Erasmus Law Review: Call for Papers

The Erasmus Law Review has just issued a call for papers that is of real relevance for anybody seeking to write and publish on global administrative law. It raises a number of important issues, including many as yet left largely unaddressed within GAL literature generally:

Since its rise at the beginning of the 20th century, comparative legal research has gained an influential place in legal research concerning national legal systems. Comparative legal methodology is used to acquire insight into foreign legal systems, to find solutions for problems of a specific legal system, or to promote the unification of law between national legal systems. Its methods consist in a comparison of different legal systems or legal traditions (external comparison) or of fields of law within national legal systems (internal comparison). With the proliferation of regulatory regimes at the international level (e.g. in the context of the United Nations or WTO), comparative lawyers have extended their focus to the field of international law. Consensus, however, has not been reached on the most suitable way of applying comparative law methods to the global context. Can the concepts and methods developed to conduct comparative legal research of national legal systems be transposed to study the international legal system?
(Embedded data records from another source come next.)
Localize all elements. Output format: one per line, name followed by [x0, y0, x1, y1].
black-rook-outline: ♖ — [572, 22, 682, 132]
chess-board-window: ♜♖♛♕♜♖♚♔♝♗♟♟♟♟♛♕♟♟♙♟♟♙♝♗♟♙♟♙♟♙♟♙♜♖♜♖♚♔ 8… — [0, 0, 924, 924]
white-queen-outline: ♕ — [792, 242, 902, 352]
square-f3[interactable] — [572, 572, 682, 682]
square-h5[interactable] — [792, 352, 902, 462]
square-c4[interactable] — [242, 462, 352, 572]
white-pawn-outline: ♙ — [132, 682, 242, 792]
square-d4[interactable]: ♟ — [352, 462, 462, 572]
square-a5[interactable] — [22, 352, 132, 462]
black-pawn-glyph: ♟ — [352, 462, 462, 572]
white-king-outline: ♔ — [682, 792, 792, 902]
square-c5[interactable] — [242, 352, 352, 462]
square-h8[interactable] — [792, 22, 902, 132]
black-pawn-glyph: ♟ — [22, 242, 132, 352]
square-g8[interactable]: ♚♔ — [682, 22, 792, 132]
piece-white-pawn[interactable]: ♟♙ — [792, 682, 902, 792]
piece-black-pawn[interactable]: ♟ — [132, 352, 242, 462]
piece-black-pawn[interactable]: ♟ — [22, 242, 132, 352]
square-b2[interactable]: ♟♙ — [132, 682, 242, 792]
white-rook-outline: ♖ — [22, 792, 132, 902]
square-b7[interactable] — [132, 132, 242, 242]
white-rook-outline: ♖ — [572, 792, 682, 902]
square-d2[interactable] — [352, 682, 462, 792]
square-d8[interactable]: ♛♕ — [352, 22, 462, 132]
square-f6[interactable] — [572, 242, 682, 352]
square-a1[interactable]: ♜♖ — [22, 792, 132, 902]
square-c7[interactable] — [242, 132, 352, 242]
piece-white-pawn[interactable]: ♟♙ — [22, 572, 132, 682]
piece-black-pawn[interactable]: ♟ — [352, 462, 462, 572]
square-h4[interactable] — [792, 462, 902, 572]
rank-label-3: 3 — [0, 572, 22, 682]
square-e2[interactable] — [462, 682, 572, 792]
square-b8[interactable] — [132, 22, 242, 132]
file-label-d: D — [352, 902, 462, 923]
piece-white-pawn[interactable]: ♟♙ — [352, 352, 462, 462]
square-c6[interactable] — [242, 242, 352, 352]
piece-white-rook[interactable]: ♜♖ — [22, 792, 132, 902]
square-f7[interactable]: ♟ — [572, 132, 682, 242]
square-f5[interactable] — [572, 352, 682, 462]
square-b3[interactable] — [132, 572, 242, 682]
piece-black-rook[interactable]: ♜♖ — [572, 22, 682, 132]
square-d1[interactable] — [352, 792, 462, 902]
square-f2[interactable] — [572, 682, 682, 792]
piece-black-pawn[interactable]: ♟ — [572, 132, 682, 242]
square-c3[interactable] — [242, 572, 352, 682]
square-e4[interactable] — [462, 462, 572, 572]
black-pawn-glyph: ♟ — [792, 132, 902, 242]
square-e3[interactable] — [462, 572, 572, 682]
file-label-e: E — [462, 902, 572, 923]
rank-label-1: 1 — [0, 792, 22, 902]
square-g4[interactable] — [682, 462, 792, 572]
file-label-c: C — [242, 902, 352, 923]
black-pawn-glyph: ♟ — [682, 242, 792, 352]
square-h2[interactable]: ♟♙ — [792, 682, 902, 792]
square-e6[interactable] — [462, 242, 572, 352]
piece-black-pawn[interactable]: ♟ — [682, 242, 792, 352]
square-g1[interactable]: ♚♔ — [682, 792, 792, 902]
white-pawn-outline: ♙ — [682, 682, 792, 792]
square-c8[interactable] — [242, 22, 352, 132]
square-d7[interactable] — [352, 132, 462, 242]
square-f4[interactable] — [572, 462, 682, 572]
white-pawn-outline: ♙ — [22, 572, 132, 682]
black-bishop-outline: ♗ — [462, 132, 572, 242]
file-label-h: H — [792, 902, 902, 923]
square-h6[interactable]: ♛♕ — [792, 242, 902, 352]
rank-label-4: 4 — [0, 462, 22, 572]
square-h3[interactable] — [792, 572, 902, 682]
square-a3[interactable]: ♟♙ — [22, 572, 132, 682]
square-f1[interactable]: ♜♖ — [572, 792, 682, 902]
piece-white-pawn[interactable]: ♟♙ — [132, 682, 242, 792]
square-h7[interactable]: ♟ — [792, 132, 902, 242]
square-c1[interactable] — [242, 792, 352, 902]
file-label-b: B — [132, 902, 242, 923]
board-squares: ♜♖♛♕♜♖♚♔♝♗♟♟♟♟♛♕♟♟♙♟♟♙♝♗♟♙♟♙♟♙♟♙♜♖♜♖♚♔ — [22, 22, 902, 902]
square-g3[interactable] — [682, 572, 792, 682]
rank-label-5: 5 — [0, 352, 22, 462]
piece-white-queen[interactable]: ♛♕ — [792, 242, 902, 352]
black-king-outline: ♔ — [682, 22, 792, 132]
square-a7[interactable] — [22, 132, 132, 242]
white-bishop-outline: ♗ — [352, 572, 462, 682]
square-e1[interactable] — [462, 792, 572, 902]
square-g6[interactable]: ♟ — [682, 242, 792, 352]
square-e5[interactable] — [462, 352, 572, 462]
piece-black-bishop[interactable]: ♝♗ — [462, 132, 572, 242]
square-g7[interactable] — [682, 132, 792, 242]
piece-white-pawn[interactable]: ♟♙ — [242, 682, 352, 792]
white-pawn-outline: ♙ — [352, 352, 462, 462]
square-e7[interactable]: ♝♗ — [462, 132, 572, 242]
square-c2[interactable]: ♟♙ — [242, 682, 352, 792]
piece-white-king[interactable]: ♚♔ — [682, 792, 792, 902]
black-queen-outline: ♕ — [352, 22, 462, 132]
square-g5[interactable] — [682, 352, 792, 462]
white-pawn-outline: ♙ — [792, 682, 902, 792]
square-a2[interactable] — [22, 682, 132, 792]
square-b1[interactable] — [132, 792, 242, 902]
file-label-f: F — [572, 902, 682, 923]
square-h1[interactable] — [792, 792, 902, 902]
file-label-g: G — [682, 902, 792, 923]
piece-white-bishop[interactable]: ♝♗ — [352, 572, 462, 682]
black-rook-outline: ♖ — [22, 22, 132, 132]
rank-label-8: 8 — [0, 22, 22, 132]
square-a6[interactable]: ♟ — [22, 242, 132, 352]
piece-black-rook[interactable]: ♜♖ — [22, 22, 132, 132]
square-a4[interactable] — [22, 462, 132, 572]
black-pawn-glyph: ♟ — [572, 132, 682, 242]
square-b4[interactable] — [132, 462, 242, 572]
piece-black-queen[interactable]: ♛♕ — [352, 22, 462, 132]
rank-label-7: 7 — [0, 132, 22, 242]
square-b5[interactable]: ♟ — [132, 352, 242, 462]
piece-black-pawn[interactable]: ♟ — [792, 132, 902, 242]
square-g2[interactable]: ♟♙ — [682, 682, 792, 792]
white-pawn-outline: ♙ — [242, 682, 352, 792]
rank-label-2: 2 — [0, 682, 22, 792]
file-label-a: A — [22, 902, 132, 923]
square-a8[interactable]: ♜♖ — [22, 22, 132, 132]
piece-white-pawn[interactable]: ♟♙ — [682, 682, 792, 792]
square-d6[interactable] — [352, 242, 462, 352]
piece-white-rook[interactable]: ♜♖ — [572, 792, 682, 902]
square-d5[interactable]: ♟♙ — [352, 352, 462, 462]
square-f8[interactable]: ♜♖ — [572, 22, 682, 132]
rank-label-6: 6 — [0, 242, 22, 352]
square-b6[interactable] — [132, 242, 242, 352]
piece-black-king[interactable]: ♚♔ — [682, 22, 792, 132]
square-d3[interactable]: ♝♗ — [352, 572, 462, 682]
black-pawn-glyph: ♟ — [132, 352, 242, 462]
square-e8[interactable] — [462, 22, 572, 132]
As the call for papers goes on to make clear, the journal is in the main interested in those writing from a comparative perspective on this issue. At least two as yet under-studied GAL issues arise clearly: firstly, the differences between different national perspectives on the meaning, scope and content of domestic administrative law, and how these might translate into the global setting (and it is worth bearing in mind here that a criticism often levelled at the GAL project, by European scholars in particular, is that it remains locked within a US "interest representation" model of administrative law); and secondly, the equally vexed question of the complex relationship between the global administrative law project on one hand, and the field of public international law on the other. The development of a body of work addressing either or both of these comparative perspectives could prove to be a very significant advance in terms of the project more generally.